We have provided a method to estimate the theoretical molecular weight of UCNPs. This theory is based upon UCNP crystal parameters which can be measured for batches of UCNPs by TEM and XRD techniques. The theory presented here is generalizable to other crystalline nanoparticles where the relevant crystalline lattice parameters are known, i.e. nanoparticle unit cell elemental composition, unit cell size parameters, and nanoparticle morphology. To enhance application of our theory we provide two stand-alone GUIs for calculation of the molecular weight of both UCNPs and arbitrary crystalline nanoparticles respectively. We could not, however, experimentally verify our predictions of UCNP molecular weight with mass spectrometry or svAUC due to the fundamental limitations of this technique. Nevertheless, our theory provides some key predications about the molecular weight of UCNPs. Firstly, that the theoretical molecular weight of UCNPs scales with volume of the nanoparticle. As an example, we predict that a spherical UCNP ~10 nm diameter will have a molecular weight of ~1 MDa (10⁶ g/mol), whereas a UCNP ~ 45 nm in diameter will be ~100 MDa (10⁸ g/mol). From this relation, we find that a Gaussian distribution of nanoparticle diameters corresponds to a lognormal distribution of UCNPs molecular weights, and that a small change in UCNP diameter distribution can potentially represent a large change in overall UCNP molecular weight. We also report that Hexagonal crystal lattice phase UCNPs will be of greater molecular weight than cubic lattice phase UCNPs, and that increasing RE dopant % will increase UCNP molecular weight, with the caveat that unit cell lattice parameters may change due to doping.

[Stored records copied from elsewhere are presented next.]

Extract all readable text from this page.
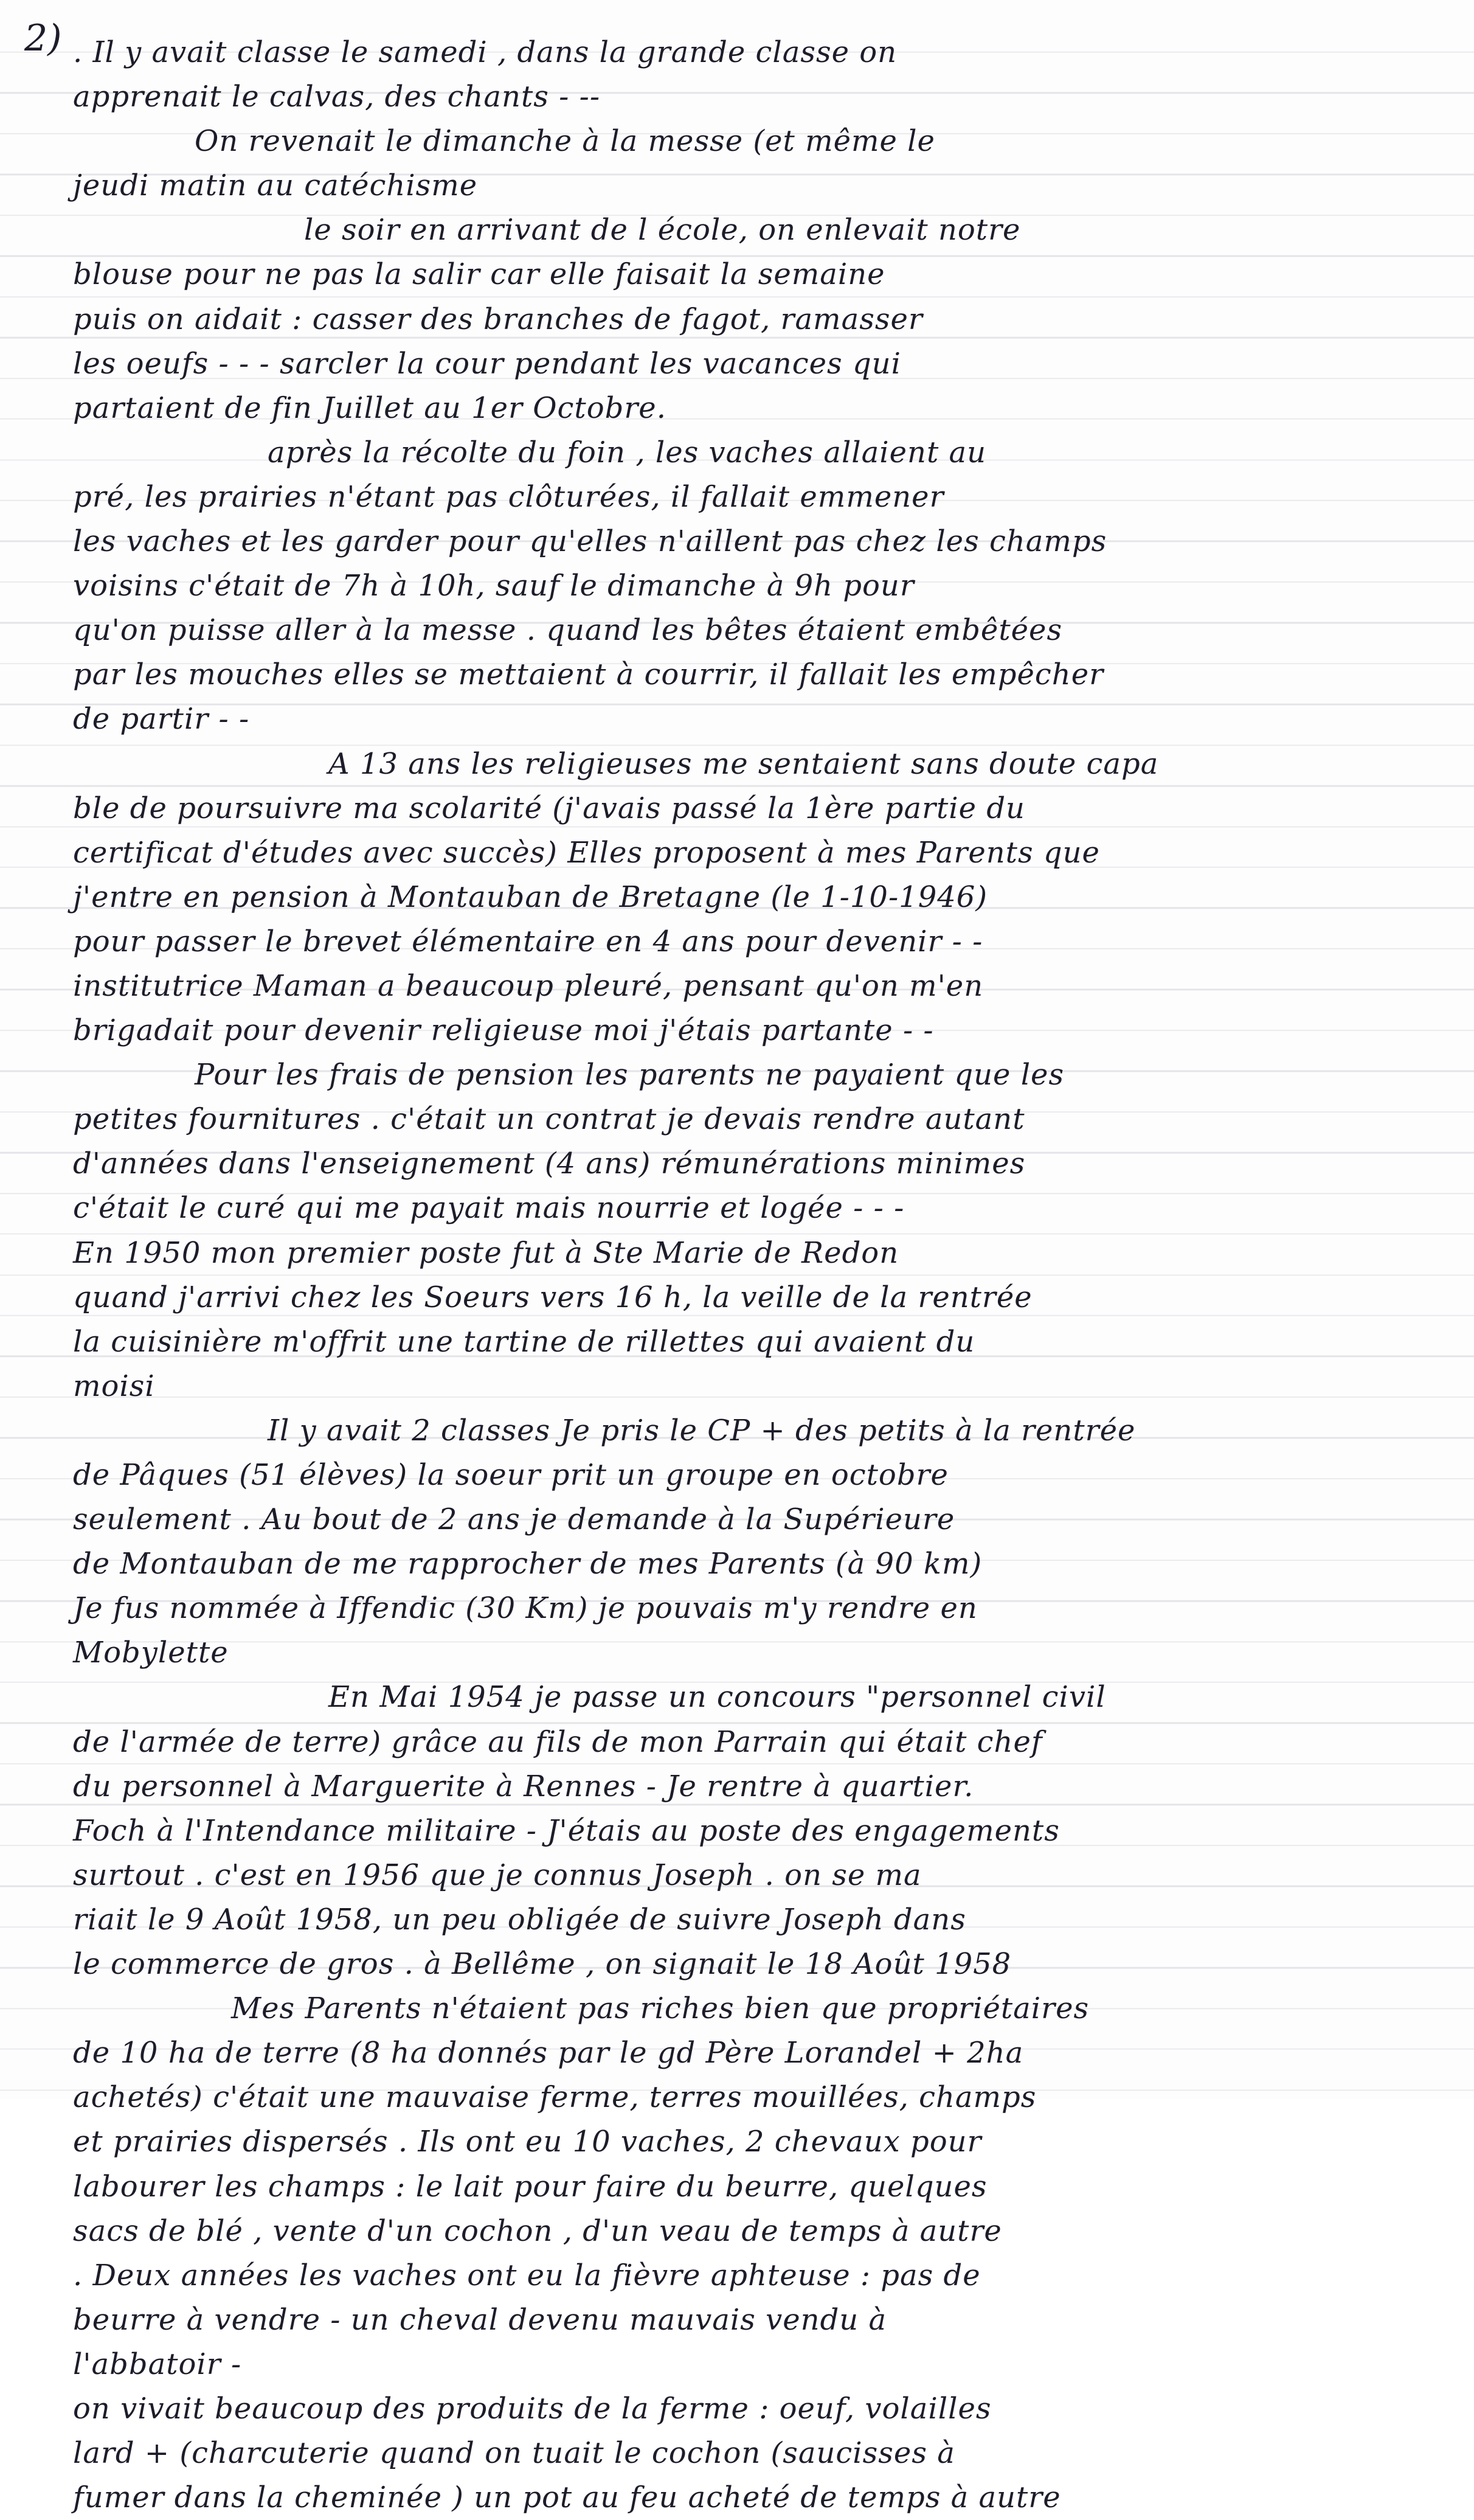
2) . Il y avait classe le samedi , dans la grande classe on
apprenait le calvas, des chants - --
On revenait le dimanche à la messe (et même le
jeudi matin au catéchisme
le soir en arrivant de l école, on enlevait notre
blouse pour ne pas la salir car elle faisait la semaine
puis on aidait : casser des branches de fagot, ramasser
les oeufs - - - sarcler la cour pendant les vacances qui
partaient de fin Juillet au 1er Octobre.
après la récolte du foin , les vaches allaient au
pré, les prairies n'étant pas clôturées, il fallait emmener
les vaches et les garder pour qu'elles n'aillent pas chez les champs
voisins c'était de 7h à 10h, sauf le dimanche à 9h pour
qu'on puisse aller à la messe . quand les bêtes étaient embêtées
par les mouches elles se mettaient à courrir, il fallait les empêcher
de partir - -
A 13 ans les religieuses me sentaient sans doute capa
ble de poursuivre ma scolarité (j'avais passé la 1ère partie du
certificat d'études avec succès) Elles proposent à mes Parents que
j'entre en pension à Montauban de Bretagne (le 1-10-1946)
pour passer le brevet élémentaire en 4 ans pour devenir - -
institutrice Maman a beaucoup pleuré, pensant qu'on m'en
brigadait pour devenir religieuse moi j'étais partante - -
Pour les frais de pension les parents ne payaient que les
petites fournitures . c'était un contrat je devais rendre autant
d'années dans l'enseignement (4 ans) rémunérations minimes
c'était le curé qui me payait mais nourrie et logée - - -
En 1950 mon premier poste fut à Ste Marie de Redon
quand j'arrivi chez les Soeurs vers 16 h, la veille de la rentrée
la cuisinière m'offrit une tartine de rillettes qui avaient du
moisi
Il y avait 2 classes Je pris le CP + des petits à la rentrée
de Pâques (51 élèves) la soeur prit un groupe en octobre
seulement . Au bout de 2 ans je demande à la Supérieure
de Montauban de me rapprocher de mes Parents (à 90 km)
Je fus nommée à Iffendic (30 Km) je pouvais m'y rendre en
Mobylette
En Mai 1954 je passe un concours "personnel civil
de l'armée de terre) grâce au fils de mon Parrain qui était chef
du personnel à Marguerite à Rennes - Je rentre à quartier.
Foch à l'Intendance militaire - J'étais au poste des engagements
surtout . c'est en 1956 que je connus Joseph . on se ma
riait le 9 Août 1958, un peu obligée de suivre Joseph dans
le commerce de gros . à Bellême , on signait le 18 Août 1958
Mes Parents n'étaient pas riches bien que propriétaires
de 10 ha de terre (8 ha donnés par le gd Père Lorandel + 2ha
achetés) c'était une mauvaise ferme, terres mouillées, champs
et prairies dispersés . Ils ont eu 10 vaches, 2 chevaux pour
labourer les champs : le lait pour faire du beurre, quelques
sacs de blé , vente d'un cochon , d'un veau de temps à autre
. Deux années les vaches ont eu la fièvre aphteuse : pas de
beurre à vendre - un cheval devenu mauvais vendu à
l'abbatoir -
on vivait beaucoup des produits de la ferme : oeuf, volailles
lard + (charcuterie quand on tuait le cochon (saucisses à
fumer dans la cheminée ) un pot au feu acheté de temps à autre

We expect that the knowledge of UCNP molecular weight will be of utility in a wide variety of biomedical applications, as UCNP concentrations can now be reported in terms of molarity or absolute number of UCNPs instead of the relatively crude measure of sample weight per volume. This will likely aid inter-study comparison of both UCNP dosage and improve methods for creating UCNP biosensors.